Hassan
- Full name: Hassan Abyan
- Ground: Al-Shohada'a Stadium Abyan, Yemen
- Capacity: 20,000^{[citation needed]}
- League: Yemeni League
- 2009/10: 1st (Group 1), (promoted)
| Home colours | Away colours |

= Hassan Abyan =

Association football club in Yemen

Hassan Abyan (حسان أبين) is a Yemeni football team currently playing in the Yemeni League, where they finished in 2nd place in the 2007 competition. It is based in Abyan. Their home stadium is Al-Shohada'a Stadium.

== History ==
The Hassan Sports Club's origins draw back to the establishment of the "Youth Sports Club" on 1 February 1949 by Salim Rubaya Ali, the future President of South Yemen. Asides from football, the club also participated in volleyball, handball, tennis, chess, cycling, bodybuilding, and karate.

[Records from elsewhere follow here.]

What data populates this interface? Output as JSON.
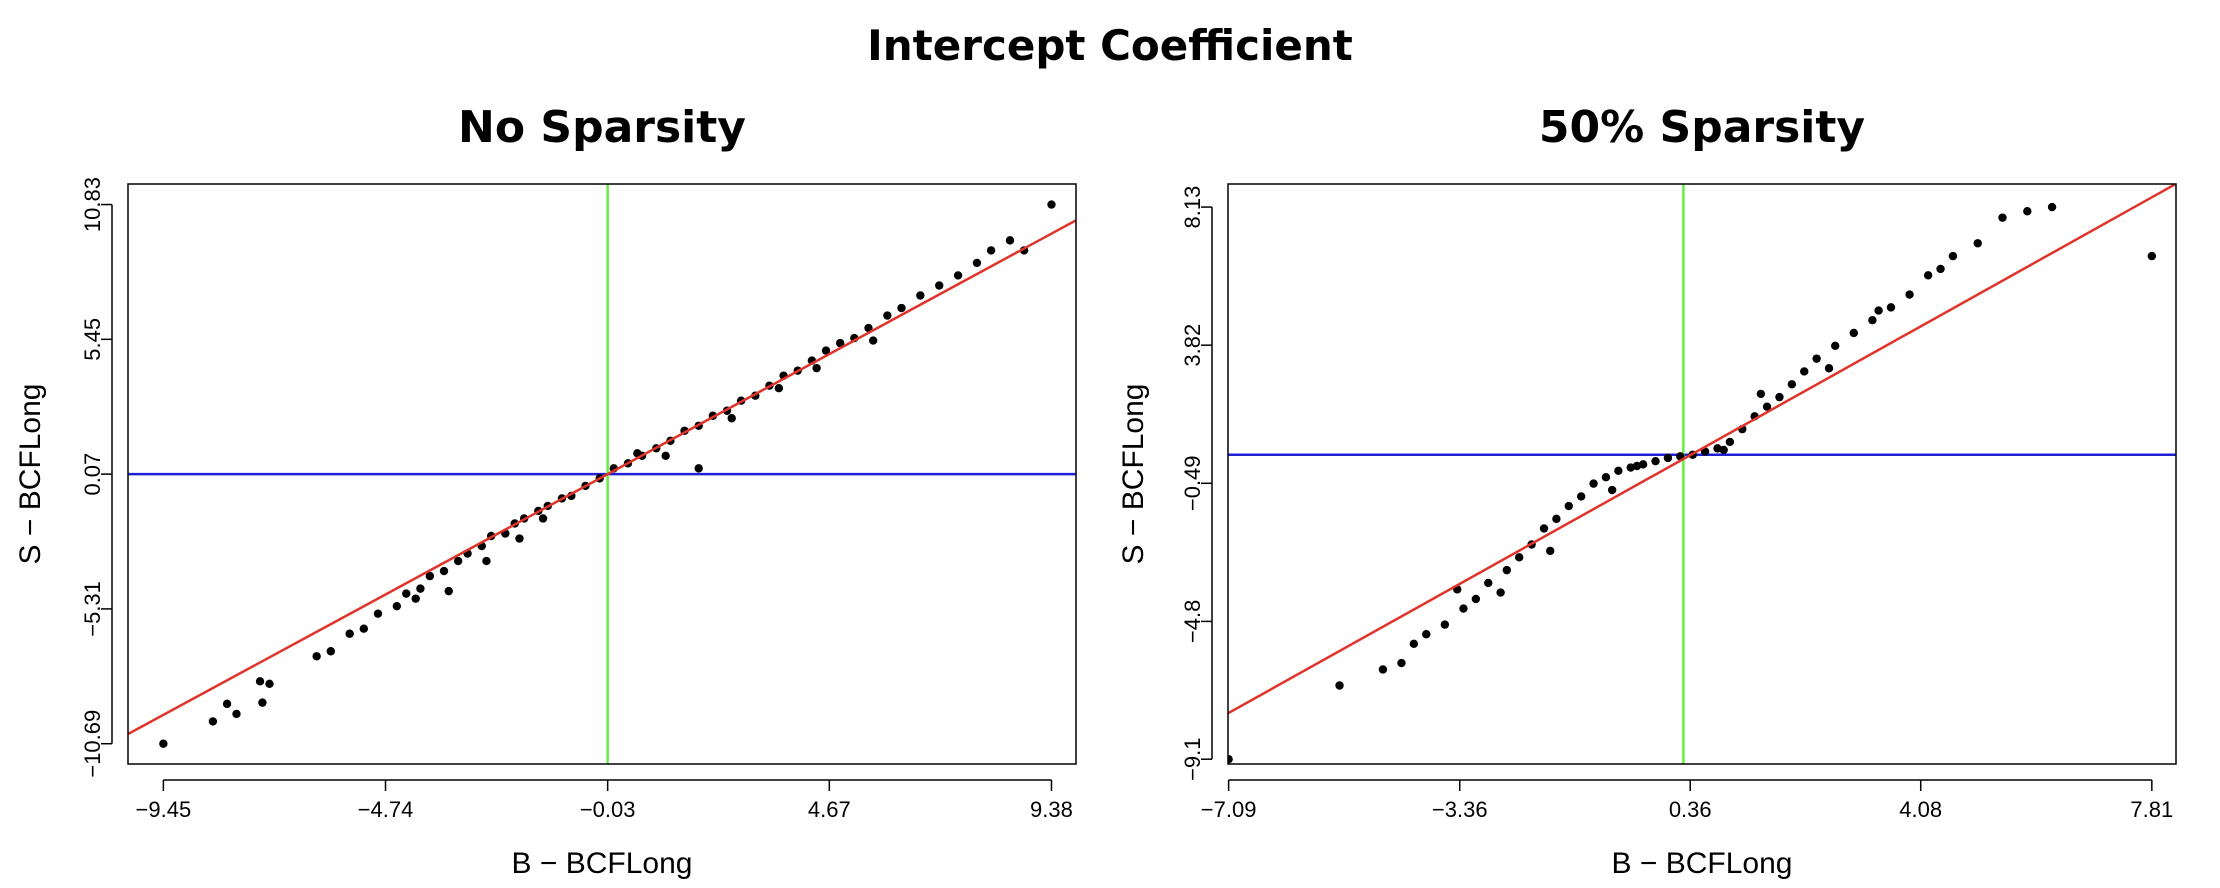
{
  "figure_title": "Intercept Coefficient",
  "colors": {
    "points": "#000000",
    "fit_line": "#e0332a",
    "h_line": "#1f1fd6",
    "v_line": "#66ee44",
    "frame": "#000000"
  },
  "chart_data": [
    {
      "type": "scatter",
      "title": "No Sparsity",
      "xlabel": "B − BCFLong",
      "ylabel": "S − BCFLong",
      "xticks": [
        "-9.45",
        "-4.74",
        "-0.03",
        "4.67",
        "9.38"
      ],
      "xtick_labels": [
        "−9.45",
        "−4.74",
        "−0.03",
        "4.67",
        "9.38"
      ],
      "yticks": [
        "-10.69",
        "-5.31",
        "0.07",
        "5.45",
        "10.83"
      ],
      "ytick_labels": [
        "−10.69",
        "−5.31",
        "0.07",
        "5.45",
        "10.83"
      ],
      "xlim": [
        -10.2,
        9.9
      ],
      "ylim": [
        -11.5,
        11.65
      ],
      "hline": 0.07,
      "vline": -0.03,
      "fit_line": {
        "slope": 1.02,
        "intercept": 0.1
      },
      "points": [
        [
          -9.45,
          -10.69
        ],
        [
          -8.4,
          -9.8
        ],
        [
          -8.1,
          -9.1
        ],
        [
          -7.9,
          -9.5
        ],
        [
          -7.4,
          -8.2
        ],
        [
          -7.2,
          -8.3
        ],
        [
          -7.35,
          -9.05
        ],
        [
          -6.2,
          -7.2
        ],
        [
          -5.9,
          -7.0
        ],
        [
          -5.5,
          -6.3
        ],
        [
          -5.2,
          -6.1
        ],
        [
          -4.9,
          -5.5
        ],
        [
          -4.5,
          -5.2
        ],
        [
          -4.3,
          -4.7
        ],
        [
          -4.0,
          -4.5
        ],
        [
          -3.8,
          -4.0
        ],
        [
          -3.5,
          -3.8
        ],
        [
          -3.2,
          -3.4
        ],
        [
          -3.0,
          -3.1
        ],
        [
          -2.7,
          -2.8
        ],
        [
          -2.5,
          -2.4
        ],
        [
          -2.2,
          -2.3
        ],
        [
          -2.0,
          -1.9
        ],
        [
          -1.8,
          -1.7
        ],
        [
          -1.5,
          -1.4
        ],
        [
          -1.3,
          -1.2
        ],
        [
          -1.0,
          -0.9
        ],
        [
          -0.8,
          -0.8
        ],
        [
          -0.5,
          -0.4
        ],
        [
          -0.2,
          -0.1
        ],
        [
          0.1,
          0.3
        ],
        [
          0.4,
          0.5
        ],
        [
          0.7,
          0.8
        ],
        [
          1.0,
          1.1
        ],
        [
          1.3,
          1.4
        ],
        [
          1.6,
          1.8
        ],
        [
          1.9,
          2.0
        ],
        [
          2.2,
          2.4
        ],
        [
          2.5,
          2.6
        ],
        [
          2.8,
          3.0
        ],
        [
          3.1,
          3.2
        ],
        [
          3.4,
          3.6
        ],
        [
          3.7,
          4.0
        ],
        [
          4.0,
          4.2
        ],
        [
          4.3,
          4.6
        ],
        [
          4.6,
          5.0
        ],
        [
          4.9,
          5.3
        ],
        [
          5.2,
          5.5
        ],
        [
          5.5,
          5.9
        ],
        [
          5.9,
          6.4
        ],
        [
          6.2,
          6.7
        ],
        [
          6.6,
          7.2
        ],
        [
          7.0,
          7.6
        ],
        [
          7.4,
          8.0
        ],
        [
          7.8,
          8.5
        ],
        [
          8.1,
          9.0
        ],
        [
          8.5,
          9.4
        ],
        [
          8.8,
          9.0
        ],
        [
          9.38,
          10.83
        ],
        [
          1.9,
          0.3
        ],
        [
          -3.4,
          -4.6
        ],
        [
          -2.6,
          -3.4
        ],
        [
          -1.4,
          -1.7
        ],
        [
          0.6,
          0.9
        ],
        [
          2.6,
          2.3
        ],
        [
          3.6,
          3.5
        ],
        [
          4.4,
          4.3
        ],
        [
          5.6,
          5.4
        ],
        [
          -4.1,
          -4.9
        ],
        [
          -1.9,
          -2.5
        ],
        [
          1.2,
          0.8
        ]
      ]
    },
    {
      "type": "scatter",
      "title": "50% Sparsity",
      "xlabel": "B − BCFLong",
      "ylabel": "S − BCFLong",
      "xticks": [
        "-7.09",
        "-3.36",
        "0.36",
        "4.08",
        "7.81"
      ],
      "xtick_labels": [
        "−7.09",
        "−3.36",
        "0.36",
        "4.08",
        "7.81"
      ],
      "yticks": [
        "-9.1",
        "-4.8",
        "-0.49",
        "3.82",
        "8.13"
      ],
      "ytick_labels": [
        "−9.1",
        "−4.8",
        "−0.49",
        "3.82",
        "8.13"
      ],
      "xlim": [
        -7.1,
        8.2
      ],
      "ylim": [
        -9.25,
        8.85
      ],
      "hline": 0.4,
      "vline": 0.25,
      "fit_line": {
        "slope": 1.08,
        "intercept": 0.0
      },
      "points": [
        [
          -7.09,
          -9.1
        ],
        [
          -5.3,
          -6.8
        ],
        [
          -4.6,
          -6.3
        ],
        [
          -4.3,
          -6.1
        ],
        [
          -4.1,
          -5.5
        ],
        [
          -3.9,
          -5.2
        ],
        [
          -3.6,
          -4.9
        ],
        [
          -3.3,
          -4.4
        ],
        [
          -3.1,
          -4.1
        ],
        [
          -2.9,
          -3.6
        ],
        [
          -2.6,
          -3.2
        ],
        [
          -2.4,
          -2.8
        ],
        [
          -2.2,
          -2.4
        ],
        [
          -2.0,
          -1.9
        ],
        [
          -1.8,
          -1.6
        ],
        [
          -1.6,
          -1.2
        ],
        [
          -1.4,
          -0.9
        ],
        [
          -1.2,
          -0.5
        ],
        [
          -1.0,
          -0.3
        ],
        [
          -0.8,
          -0.1
        ],
        [
          -0.6,
          0.0
        ],
        [
          -0.4,
          0.1
        ],
        [
          -0.2,
          0.2
        ],
        [
          0.0,
          0.3
        ],
        [
          0.2,
          0.35
        ],
        [
          0.4,
          0.4
        ],
        [
          0.6,
          0.5
        ],
        [
          0.8,
          0.6
        ],
        [
          1.0,
          0.8
        ],
        [
          1.2,
          1.2
        ],
        [
          1.4,
          1.6
        ],
        [
          1.6,
          1.9
        ],
        [
          1.8,
          2.2
        ],
        [
          2.0,
          2.6
        ],
        [
          2.2,
          3.0
        ],
        [
          2.4,
          3.4
        ],
        [
          2.7,
          3.8
        ],
        [
          3.0,
          4.2
        ],
        [
          3.3,
          4.6
        ],
        [
          3.6,
          5.0
        ],
        [
          3.9,
          5.4
        ],
        [
          4.2,
          6.0
        ],
        [
          4.6,
          6.6
        ],
        [
          5.0,
          7.0
        ],
        [
          5.4,
          7.8
        ],
        [
          5.8,
          8.0
        ],
        [
          6.2,
          8.13
        ],
        [
          7.81,
          6.6
        ],
        [
          -3.4,
          -3.8
        ],
        [
          -1.9,
          -2.6
        ],
        [
          -0.9,
          -0.7
        ],
        [
          1.5,
          2.3
        ],
        [
          2.6,
          3.1
        ],
        [
          3.4,
          4.9
        ],
        [
          4.4,
          6.2
        ],
        [
          -2.7,
          -3.9
        ],
        [
          -0.5,
          0.05
        ],
        [
          0.9,
          0.55
        ]
      ]
    }
  ]
}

The Fadhli Sultanate, which ruled over Abyan at the time, banned the club on 1 April 1963 on the pretext that it was engaging in political activities. The ban was lifted on 2 October 1963, and the club was allowed to operate again under a new name, al-Ahli Sports Club. In 1976, under the People's Democratic Republic of Yemen, the al-Ahli Sports Club merged with other local clubs in al-Kawd, Musaymir, and Shuqrah, to form the Hassan Sports Club.